Pearl Jam in Halifax and Newfoundland, and after last night since I can say most of the crowd and the band got kicked out of the bar by security Gilbert Switzer at the Wave (sick)
8. What's the worst band you've ever seen in concert?
Our Lady Peace opening for the Rolling Stones. Lame attempt at a political rant that consisted of "george w. FUCKING bush", and during the sing-along parts you could hear a chorus of onlly female voices.
9. What band do you love musically but hate the members of?
10. What is the most musically involved you have ever been?
When I played guitar in highschool and took lessons and practiced for a couple of hours a day.
11. What shows are you looking forward to?
Gilbert Switzer and Windom Earle during the ECMA's probably some other shows during that week.
12. What musician would you like to hang out with for a day?
Zombie Frank Zappa
13. What musician would you sleep with in a heart beat?
14. Are you a stalker?
15. Sabbath or solo Ozzy?
16. 80's Madonna or Kabbalah Esther?
80s madonna was actually pretty brilliant
17. Punk rock, hip hop or heavy metal?
20. Name 3 timeless records.
Queen - A Night at the Opera
REM - Automatic for the People
Fear Factory - Digimortal
21. Name 3 artists that suck.
22. Did you know that filling out this survey makes you a music geek?
Did you know answering surveys on MySpace helps marketing departments study the latest trends?
23. What was the greatest decade for music?
80s for new wave and post-punk and honest heavy metal
24. How many music-related videos/dvds do you own?
5 or 6
25. What is your favorite movie soundtrack?
Titan A.E. for how it fits into the movie so well.

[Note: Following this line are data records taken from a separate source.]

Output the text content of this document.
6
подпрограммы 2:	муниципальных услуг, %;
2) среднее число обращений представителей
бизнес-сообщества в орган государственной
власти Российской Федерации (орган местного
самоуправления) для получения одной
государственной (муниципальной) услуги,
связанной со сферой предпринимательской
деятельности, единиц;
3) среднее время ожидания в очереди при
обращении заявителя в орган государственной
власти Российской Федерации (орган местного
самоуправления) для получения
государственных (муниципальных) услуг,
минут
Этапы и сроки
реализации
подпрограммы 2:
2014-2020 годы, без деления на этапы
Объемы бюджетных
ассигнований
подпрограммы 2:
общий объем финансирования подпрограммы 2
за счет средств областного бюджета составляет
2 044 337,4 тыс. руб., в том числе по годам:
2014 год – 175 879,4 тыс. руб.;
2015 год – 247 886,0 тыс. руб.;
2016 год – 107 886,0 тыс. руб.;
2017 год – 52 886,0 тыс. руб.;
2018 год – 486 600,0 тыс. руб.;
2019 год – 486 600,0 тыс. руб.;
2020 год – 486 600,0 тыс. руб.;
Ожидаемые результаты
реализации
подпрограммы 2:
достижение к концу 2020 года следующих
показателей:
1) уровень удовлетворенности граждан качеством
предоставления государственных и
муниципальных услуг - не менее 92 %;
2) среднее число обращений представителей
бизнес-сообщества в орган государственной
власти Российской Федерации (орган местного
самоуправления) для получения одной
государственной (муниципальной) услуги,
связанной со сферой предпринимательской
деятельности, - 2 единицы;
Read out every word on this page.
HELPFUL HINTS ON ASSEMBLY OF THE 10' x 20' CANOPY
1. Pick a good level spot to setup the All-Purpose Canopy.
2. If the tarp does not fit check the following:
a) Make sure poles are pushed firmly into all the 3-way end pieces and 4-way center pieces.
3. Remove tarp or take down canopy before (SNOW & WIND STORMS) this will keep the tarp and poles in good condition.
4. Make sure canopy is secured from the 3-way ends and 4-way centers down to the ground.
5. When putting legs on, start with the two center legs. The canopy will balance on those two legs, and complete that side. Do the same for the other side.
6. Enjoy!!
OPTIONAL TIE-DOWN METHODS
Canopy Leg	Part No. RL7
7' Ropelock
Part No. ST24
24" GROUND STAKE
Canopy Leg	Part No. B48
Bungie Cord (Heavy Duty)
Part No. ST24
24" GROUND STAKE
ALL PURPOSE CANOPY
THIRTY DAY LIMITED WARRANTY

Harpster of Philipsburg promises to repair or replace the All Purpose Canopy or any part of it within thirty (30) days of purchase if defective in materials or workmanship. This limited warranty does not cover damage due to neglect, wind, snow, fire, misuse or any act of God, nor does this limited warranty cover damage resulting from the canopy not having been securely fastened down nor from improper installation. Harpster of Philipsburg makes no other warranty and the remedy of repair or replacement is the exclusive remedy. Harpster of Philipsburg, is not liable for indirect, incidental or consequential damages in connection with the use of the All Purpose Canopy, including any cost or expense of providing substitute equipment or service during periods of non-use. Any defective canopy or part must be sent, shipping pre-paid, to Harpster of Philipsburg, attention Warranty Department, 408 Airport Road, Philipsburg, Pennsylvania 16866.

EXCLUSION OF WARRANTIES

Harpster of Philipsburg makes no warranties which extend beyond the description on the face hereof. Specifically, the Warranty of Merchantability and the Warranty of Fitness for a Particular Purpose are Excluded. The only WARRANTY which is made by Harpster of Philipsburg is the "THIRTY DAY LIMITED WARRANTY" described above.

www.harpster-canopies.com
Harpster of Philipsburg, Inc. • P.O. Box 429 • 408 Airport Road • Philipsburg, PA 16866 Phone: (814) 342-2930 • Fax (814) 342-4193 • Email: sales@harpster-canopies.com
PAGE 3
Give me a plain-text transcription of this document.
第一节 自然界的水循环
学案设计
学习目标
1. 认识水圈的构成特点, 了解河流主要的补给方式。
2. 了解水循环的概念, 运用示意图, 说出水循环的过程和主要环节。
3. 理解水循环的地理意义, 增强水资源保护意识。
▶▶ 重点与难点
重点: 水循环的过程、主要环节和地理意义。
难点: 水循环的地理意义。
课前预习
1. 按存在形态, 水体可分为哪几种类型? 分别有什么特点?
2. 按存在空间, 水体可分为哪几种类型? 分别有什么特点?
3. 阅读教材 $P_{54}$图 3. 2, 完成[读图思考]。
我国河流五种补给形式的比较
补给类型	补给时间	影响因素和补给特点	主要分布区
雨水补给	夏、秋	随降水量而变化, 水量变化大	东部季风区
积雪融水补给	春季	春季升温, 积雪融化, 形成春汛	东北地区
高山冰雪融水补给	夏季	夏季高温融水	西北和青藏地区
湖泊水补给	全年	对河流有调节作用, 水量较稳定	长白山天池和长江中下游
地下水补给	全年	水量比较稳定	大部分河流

Wednesday, February 01, 2006
I wonder how many computer languages I've actually learned over the years.. in approximate chronological order they'd be..
Turbo Pascal (!!! - I made a sweet Dr. Mario clone that ran in text mode and I turned into a BBS door game.)
Modula-2 (if you've heard of this then you went to UNB and are older than me. They actually used it to run the system monitoring code at Point Lepreau. On OS/2 no less. I found this astonishing, but it was a damn solid language.)
Rexx (IBM scripting lanaguage that could basically control everything. I built an automatic network dialler aout of it.
COBOL (Just after I took this course it was dropped from the graduation requirements. Fuck. At least I'll never have to see it again if I'm lucky.)
Assembly (IBM Mainframe variety, and a bit of x86 but nothing useful.)
Bash / Unix shell scripting
Delphi (when I worked at DeltaWare. Using it again now.)
Perl (oh the pain. Perl: devised as a language that could be written but not read.)
PowerBuilder (at Deltaware again, had to integrate some of the Delphi components I wrote into a powerbuilder app. head, meet wall.)
VHDL - for designing circuits. Ada-like in its anal-retentiveness.
HandelC - Also for circuit / FPGA design. Easy but hard to do anything non-trivial, sadly.)
Objective-C (for Mac OS X / Cocoa application programming. What I'd like to do more of as soon as I'm finished my current PC coding contract, which is soon)
TorqueScript (for building games using the Torque 3d engine.)
Python (very cool language for almost anything. Very underappreciated. Got to talk to its inventor when I was at WWDC.)
ColdFusion (workaday web server coding. I like that it looks like HTML.)
PHP (painful and awful web server language, makes me appreciate CF more and more.)
... wow.. I didn't realize it was that many. Yikes.